HELLP syndrome is a rare but potentially dangerous condition that affects pregnant women. It tends to occur after childbirth or later in the pregnancy, and the condition is closely associated with preeclampsia. It was first named in 1982 by the doctor who described the condition, Dr. Louis Weinstein.
The name HELLP is an acronym taken from the main characteristics of the condition. These are hemolysis, elevated liver enzymes, and low platelet levels. Treatment and management for this condition are available, but it should be found as soon as possible because the condition is potentially dangerous to both the mother and the child.
The cause of HELLP syndrome is unknown; some consider it a form of preeclampsia, while others propose that it is a different entity.
Preeclampsia is a disorder that occurs after 20 weeks’ gestation until six weeks postpartum. Clinically, it presents as high blood pressure (according to specific BP criteria) and proteinuria or abnormal quantities of protein in the urine. This may or may not be associated with edema or the swelling of the upper and lower extremities.
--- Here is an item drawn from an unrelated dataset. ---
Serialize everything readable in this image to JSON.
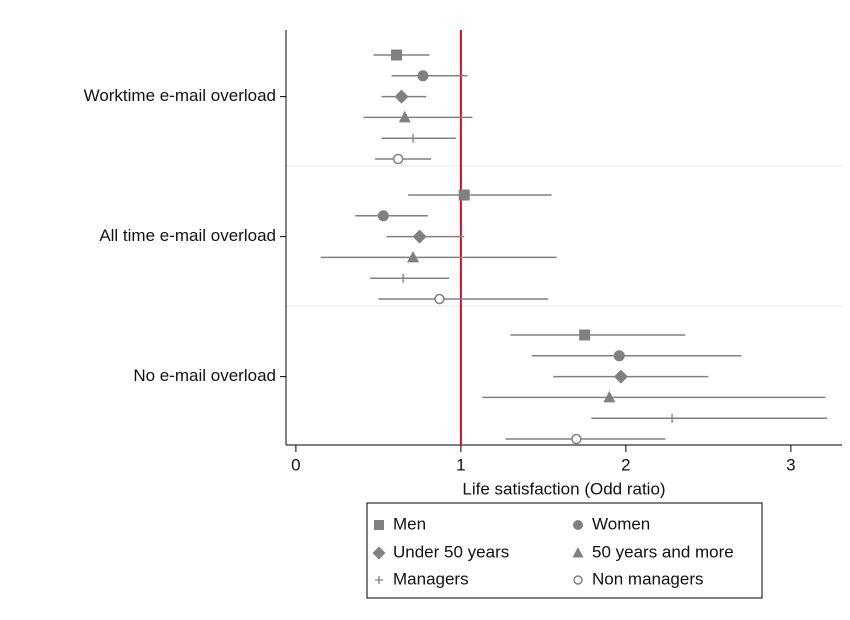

The theory that HELLP syndrome is a variant of preeclampsia, suggests that they may have a common etiology. In preeclampsia, structural reorganization (remodeling) of the placental blood vessels results in inadequate blood flow to the placental tissues. Consequently, the placenta releases several growth factors that cause placental dysfunction and damage the cells that line the blood vessels (endothelial cells) of multiple organs. This cascade of events can result in maternal hypertension, proteinuria (due to kidney damage), and increased activation of the coagulation cascade (i.e. platelet activation and aggregation).